Le titre de ce film sonne comme un cri mêlant fierté et souffrance, et le réalisateur également connu pour son travaille de documentariste signe un film poignant sur la condition du monde agricole en dressant le tableau d'une exploitation au gré du temps qui passe et des mutations des méthodes d'élevage. (spoilers)
Tiré d'une histoire vraie, Au nom de la terre se regarde comme un documentaire au plus près de la vie d'une famille qui, de père en fils, a dédié sa vie à l'agriculture. Mais lorsqu'au milieu des années 1970, le père Jarjeau (incarné par un très juste Rufus) voit son exploitation de moutons rachetée par son fils Pierre, les choses changent. Revenant des Etats-Unis, ce dernier n'a clairement pas les mêmes ambitions. La fin des Trente-Glorieuses signifie un nombre important de changements chez les agriculteurs. Pierre Jarjeau a préféré les chevreaux aux moutons. Plus rentables, ils lui assurent un salaire convenable complété par sa femme, comptable. Mais, alors que la demande devient de plus en plus croissante, Pierre doit produire plus. Il doit investir pour perdurer. Corps et âme, Pierre donne tout jusqu'à ce qu'il s'oriente vers l'élevage intensif de poulets gavés en quelques semaines seulement. Les années 1990 sont là et loin est le rêve américain des ranchs de plusieurs hectares. Pierre Jarjeau et sa famille, sont les propriétaires d'une exploitation de plus en plus soumise aux conditions financières des entreprises comme "Poulavie", incapables d'assurer un service après-vente alors que les installations dysfonctionnent.
Au nom de la terre est un drame social par excellence dont les conditions sont réunies pour en faire un bon film sensibilisant à destination du commun des mortels. Filmé simplement, interprété avec justesse par un Guillaume Canet au registre émotionnel toujours aussi soigné. Regrettons simplement que le dernier tiers du film, après l'incendie de l'exploitation, efface légèrement le message délivré : Pierre Jarjeau, désemparé, sombre dans la solitude et sa souffrance est si intense que son internement demeure nécessaire pour le protéger de sa famille et de lui-même. Trop centré sur la condition psychologique d'un personnage très affaibli, le film oublie la terre et se concentre trop sur les émotions de Guillaume Canet, sa décrépitude.
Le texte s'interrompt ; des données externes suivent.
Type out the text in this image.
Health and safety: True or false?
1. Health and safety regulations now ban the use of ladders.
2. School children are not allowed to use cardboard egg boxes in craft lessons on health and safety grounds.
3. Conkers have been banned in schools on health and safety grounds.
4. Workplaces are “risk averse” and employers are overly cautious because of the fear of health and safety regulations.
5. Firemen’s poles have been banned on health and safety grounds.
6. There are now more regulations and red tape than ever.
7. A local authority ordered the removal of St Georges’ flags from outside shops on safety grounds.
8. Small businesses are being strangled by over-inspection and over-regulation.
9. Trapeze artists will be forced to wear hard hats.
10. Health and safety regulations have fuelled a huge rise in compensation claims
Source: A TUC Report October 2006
La fin, tragique et absolument inéluctable, parachève le tout pour laisser place aux images du vrai Pierre Jarjeau et de ses proches.
Il n'en reste pas moins que cette histoire vraie est un témoignage poignant sur le sang et les larmes versés dans chaque assiette que le français consomme tous les jours depuis des décennies. On apprécie la caméra d'Edouard Bergeron d'un grand réalisme et d'une grande sincérité, mais aussi le travail d'acteur de la part de Guillaume Canet, Anthony Bajon, Veerle Baetens.